Very good point, Rob. Do you think this is a good candidate to become one of 
the SO principles? It is not about implementation, it is still about 'What is 
What", IMO. 

The criteria for 'properly' that I use is business values and meanings of the 
business functionality decomposition. I stop splitting it at the moment where 
any smaller 'features' do not make business sense any more. It is individual in 
each domain and each cases.

- Michael





________________________________
From: Rob Eamon <[email protected]>
To: [email protected]
Sent: Friday, April 17, 2009 11:43:56 PM
Subject: [service-orientated-architecture] Re: Joe on Microsoft's combination 
of SOA & Storage





--- In service-orientated- architecture@ yahoogroups. com, Michael Poulin 
<m3pou...@.. .> wrote:
>
> 2) if you properly design your business service, you should never 
> MANAGE data you service works with, you have to 
> process/massage/ transform the data, not manage, and by no means - 
> manage data store. 

"Properly designed"--isn' t that the core of all these discussions?
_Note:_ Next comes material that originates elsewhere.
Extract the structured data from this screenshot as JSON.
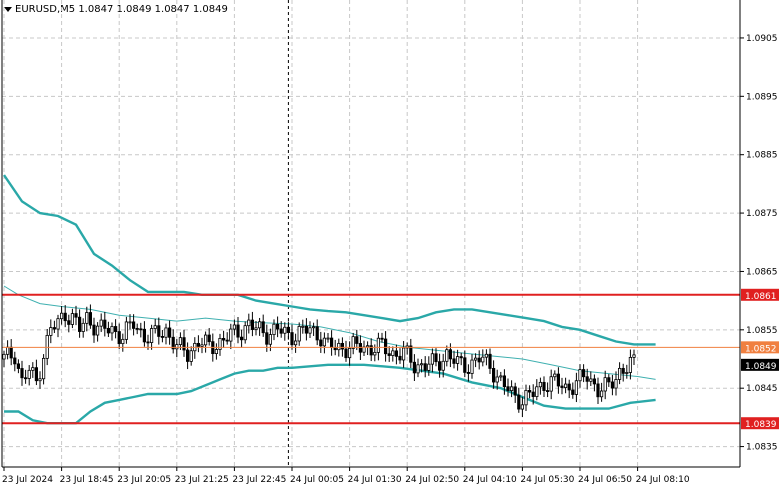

What 
constitutes properly? ;-)

You're gonna have to define what "mangage data" really means to you cuz this 
makes no sense to me. Are other services allowed to CRUD your service data?

What set of principles are you following to drive this separation of logic and 
data implementation? It doesn't seem like an SO principle. SO principles are 
more or less mum about service implementation details.